Junto a Taemin habíamos decidido llegar tres días antes de que iniciaran las clases para acomodar nuestras cosas de forma tranquila y reconocer el lugar. Para nuestra suerte habíamos quedado en la misa residencia, Taemin en el tercer piso y yo en el segundo. Ahora nos encontrábamos en una heladería cercana a la universidad.
_ Un poco extraño con esas figuras de bailarinas que tiene, pero relativamente normal. ¿Y tú?
_ No lo sé, todavía no llega. –Me encogí de hombros-
_ Lo bueno es que estamos cerca por si cualquier loco intenta propasarte contigo.
_ Minie, yo debería decir eso.
_ Claro que no, yo te cuido Hobi Hobi. –Depositó un beso en mi nariz-
_ Y yo te cuido a ti.
_ ¿Les avisaste a tus padres que habíamos llegado bien?
_ Sip, dieron la misma charla de siempre.
Había sido un trabajo duro convencer a nuestros padres de que todo estaría bien.

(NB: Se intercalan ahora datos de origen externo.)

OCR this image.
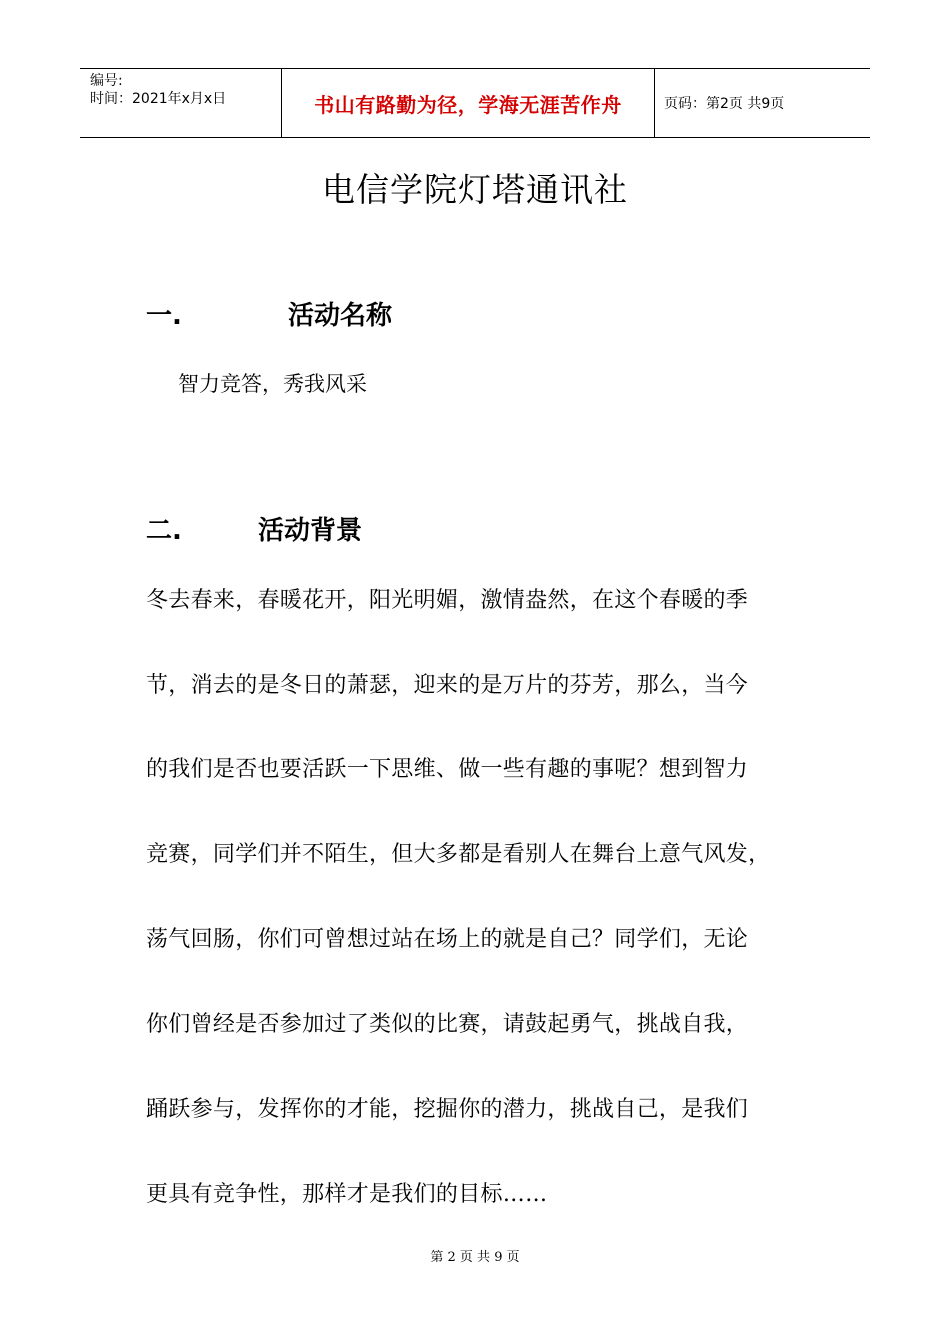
编号:
时间：2021年x月x日	书山有路勤为径，学海无涯苦作舟	页码：第2页 共9页
电信学院灯塔通讯社
一.	活动名称
智力竞答，秀我风采
二.	活动背景
冬去春来，春暖花开，阳光明媚，激情盎然，在这个春暖的季
节，消去的是冬日的萧瑟，迎来的是万片的芬芳，那么，当今
的我们是否也要活跃一下思维、做一些有趣的事呢？想到智力
竞赛，同学们并不陌生，但大多都是看别人在舞台上意气风发，
荡气回肠，你们可曾想过站在场上的就是自己？同学们，无论
你们曾经是否参加过了类似的比赛，请鼓起勇气，挑战自我，
踊跃参与，发挥你的才能，挖掘你的潜力，挑战自己，是我们
更具有竞争性，那样才是我们的目标……
第 2 页 共 9 页
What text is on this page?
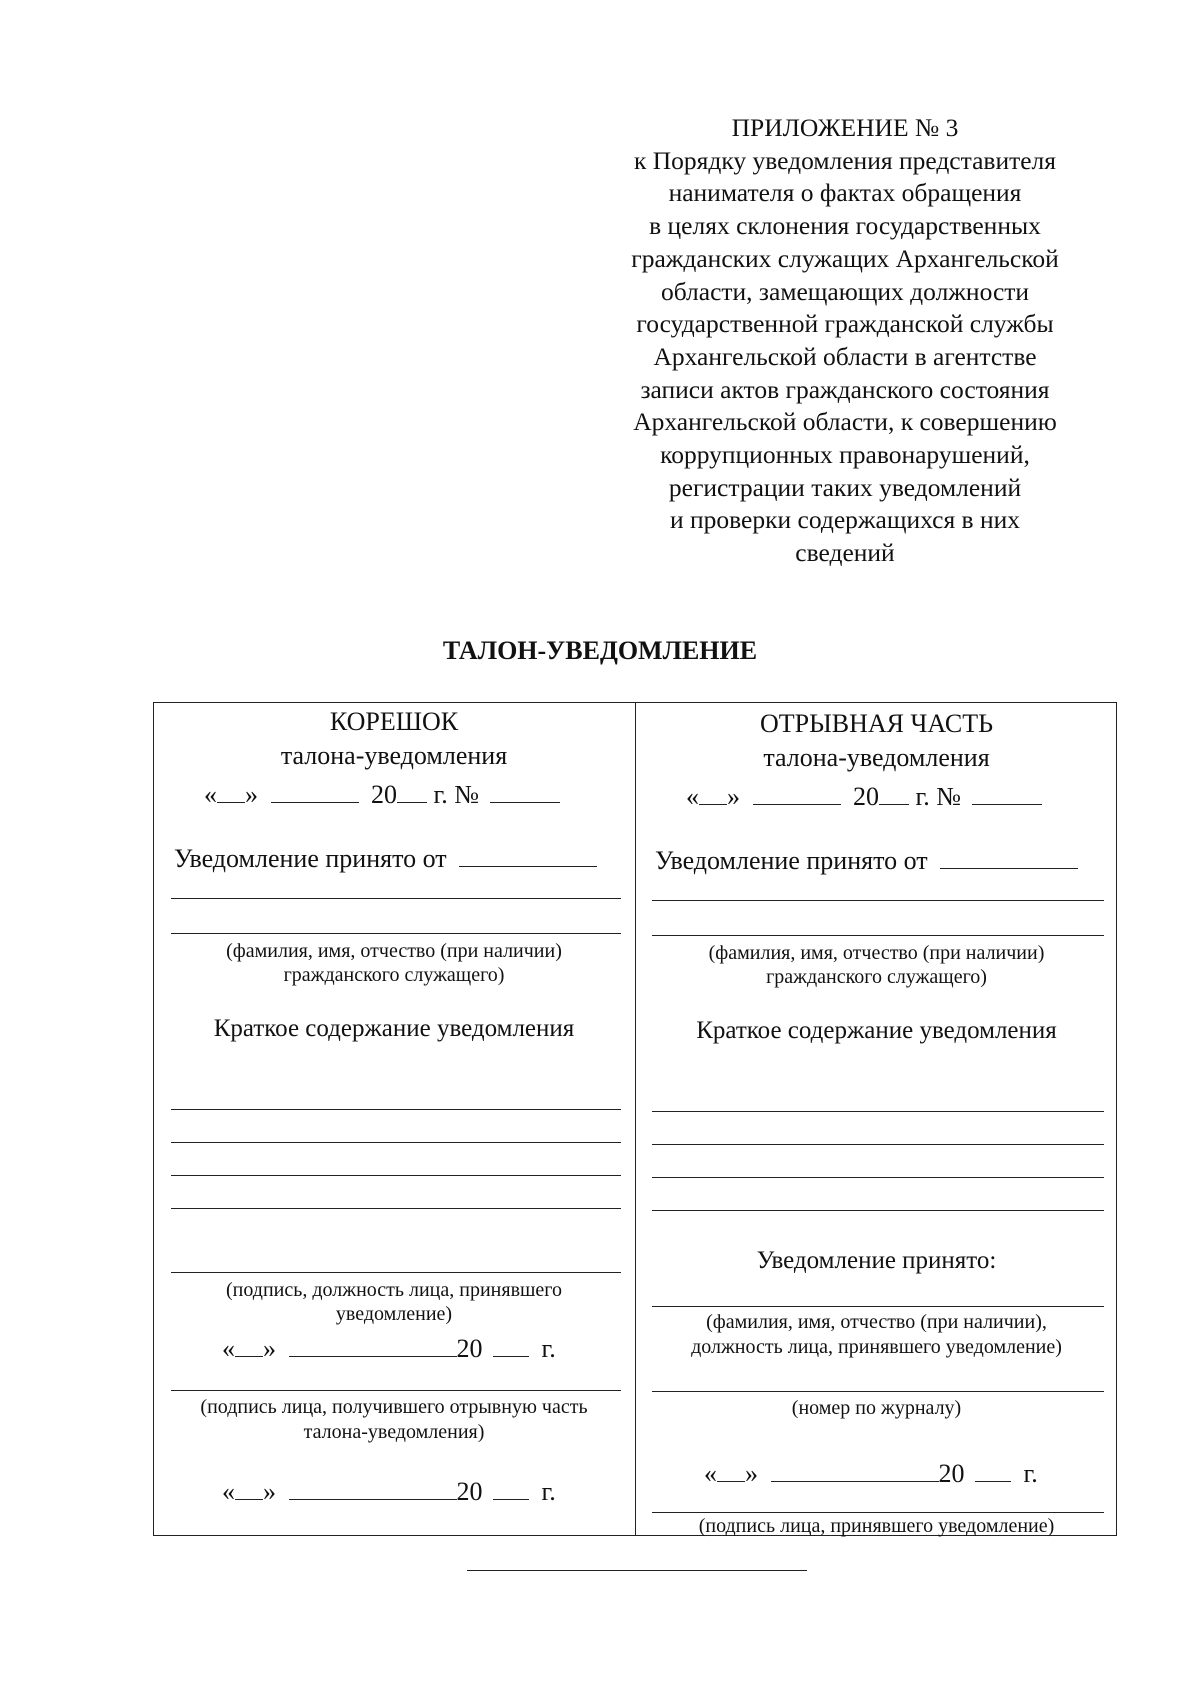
ПРИЛОЖЕНИЕ № 3
к Порядку уведомления представителя
нанимателя о фактах обращения
в целях склонения государственных
гражданских служащих Архангельской
области, замещающих должности
государственной гражданской службы
Архангельской области в агентстве
записи актов гражданского состояния
Архангельской области, к совершению
коррупционных правонарушений,
регистрации таких уведомлений
и проверки содержащихся в них
сведений
ТАЛОН-УВЕДОМЛЕНИЕ
КОРЕШОК
талона-уведомления
« »	20 г. №
Уведомление принято от
(фамилия, имя, отчество (при наличии)
гражданского служащего)
Краткое содержание уведомления
(подпись, должность лица, принявшего
уведомление)
« »	20 г.
(подпись лица, получившего отрывную часть
талона-уведомления)
« »	20 г.
ОТРЫВНАЯ ЧАСТЬ
талона-уведомления
« »	20 г. №
Уведомление принято от
(фамилия, имя, отчество (при наличии)
гражданского служащего)
Краткое содержание уведомления
Уведомление принято:
(фамилия, имя, отчество (при наличии),
должность лица, принявшего уведомление)
(номер по журналу)
« »	20 г.
(подпись лица, принявшего уведомление)
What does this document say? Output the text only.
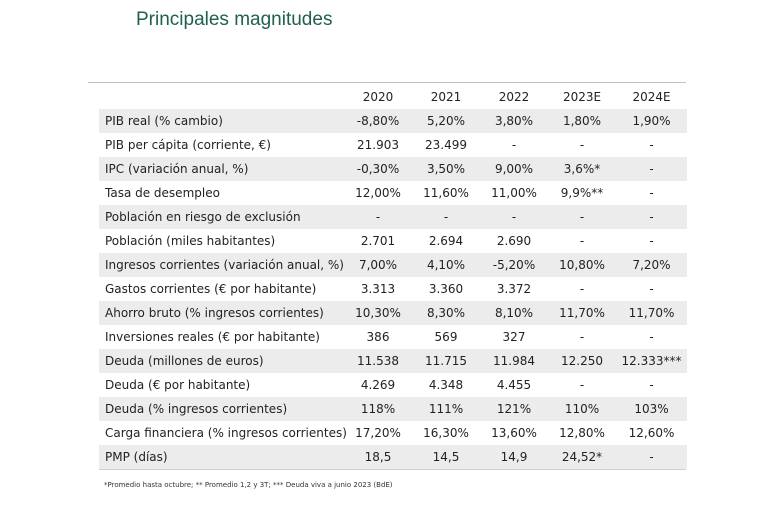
Principales magnitudes
	2020	2021	2022	2023E	2024E
PIB real (% cambio)	-8,80%	5,20%	3,80%	1,80%	1,90%
PIB per cápita (corriente, €)	21.903	23.499	-	-	-
IPC (variación anual, %)	-0,30%	3,50%	9,00%	3,6%*	-
Tasa de desempleo	12,00%	11,60%	11,00%	9,9%**	-
Población en riesgo de exclusión	-	-	-	-	-
Población (miles habitantes)	2.701	2.694	2.690	-	-
Ingresos corrientes (variación anual, %)	7,00%	4,10%	-5,20%	10,80%	7,20%
Gastos corrientes (€ por habitante)	3.313	3.360	3.372	-	-
Ahorro bruto (% ingresos corrientes)	10,30%	8,30%	8,10%	11,70%	11,70%
Inversiones reales (€ por habitante)	386	569	327	-	-
Deuda (millones de euros)	11.538	11.715	11.984	12.250	12.333***
Deuda (€ por habitante)	4.269	4.348	4.455	-	-
Deuda (% ingresos corrientes)	118%	111%	121%	110%	103%
Carga financiera (% ingresos corrientes)	17,20%	16,30%	13,60%	12,80%	12,60%
PMP (días)	18,5	14,5	14,9	24,52*	-
*Promedio hasta octubre; ** Promedio 1,2 y 3T; *** Deuda viva a junio 2023 (BdE)
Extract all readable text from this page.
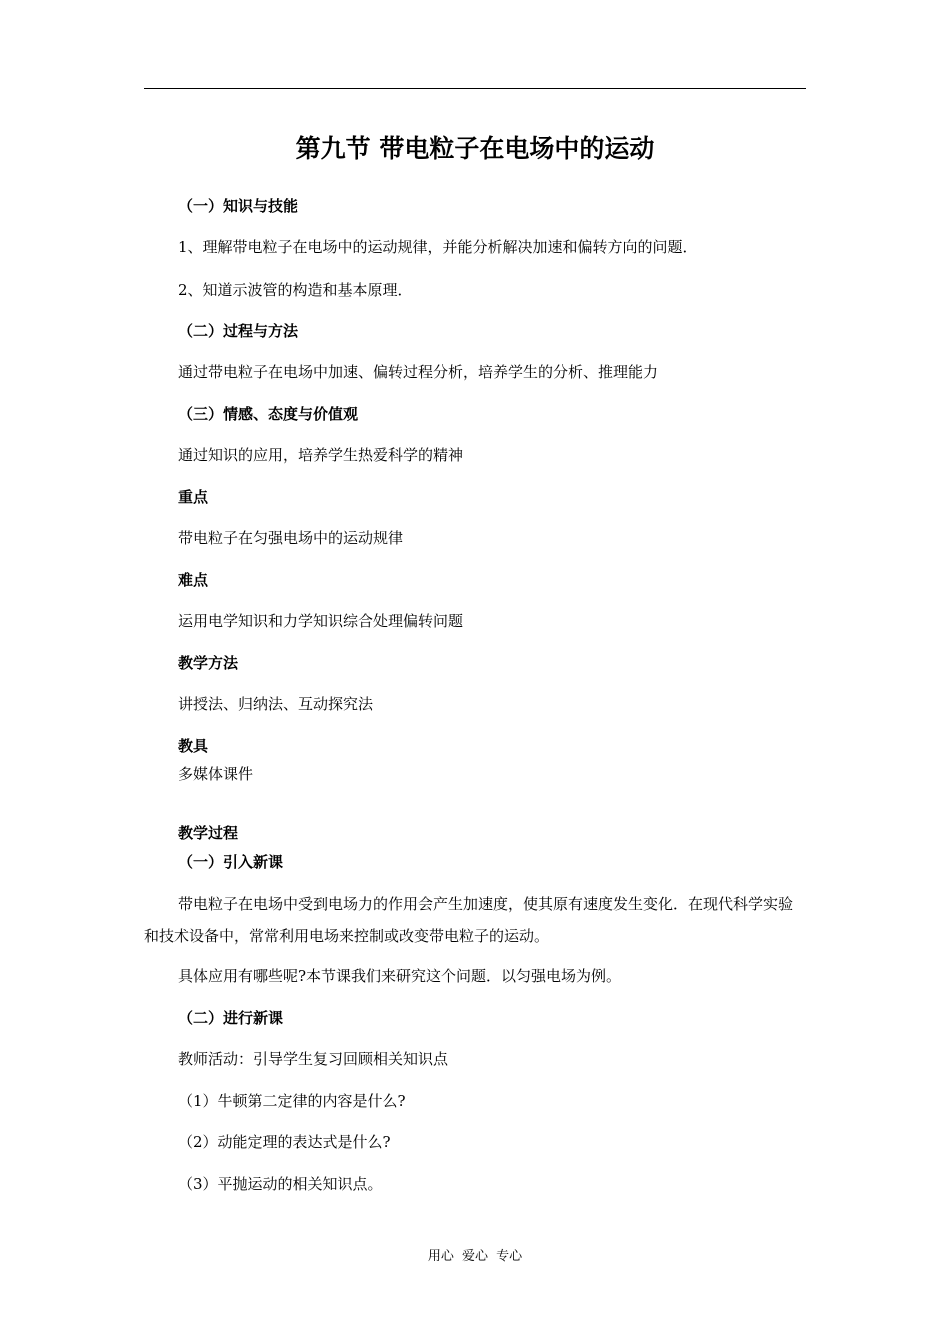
第九节 带电粒子在电场中的运动

（一）知识与技能

1、理解带电粒子在电场中的运动规律，并能分析解决加速和偏转方向的问题．

2、知道示波管的构造和基本原理．

（二）过程与方法

通过带电粒子在电场中加速、偏转过程分析，培养学生的分析、推理能力

（三）情感、态度与价值观

通过知识的应用，培养学生热爱科学的精神

重点

带电粒子在匀强电场中的运动规律

难点

运用电学知识和力学知识综合处理偏转问题

教学方法

讲授法、归纳法、互动探究法

教具

多媒体课件

教学过程

（一）引入新课

带电粒子在电场中受到电场力的作用会产生加速度，使其原有速度发生变化．在现代科学实验和技术设备中，常常利用电场来控制或改变带电粒子的运动。

具体应用有哪些呢?本节课我们来研究这个问题．以匀强电场为例。

（二）进行新课

教师活动：引导学生复习回顾相关知识点

（1）牛顿第二定律的内容是什么?

（2）动能定理的表达式是什么?

（3）平抛运动的相关知识点。

用心 爱心 专心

Primero, fue problema el que quisiéramos estudiar danza y luego estaba eso de querer ir a vivir juntos. Por eso decidimos desechar al menos una de nuestras ideas.
Muchas personas nos dijeron que pasar tanto tiempo juntos podría arruinar nuestra relación. Primero en la escuela y ahora la universidad, pero simplemente no tenía suficiente de Taemin. Si bien cada uno tenía sus amistades y compartía por separado, al final del día lo único que quería era tenerlo entre mis brazos y que fuera lo último que viera antes de dormir y lo primero al despertar.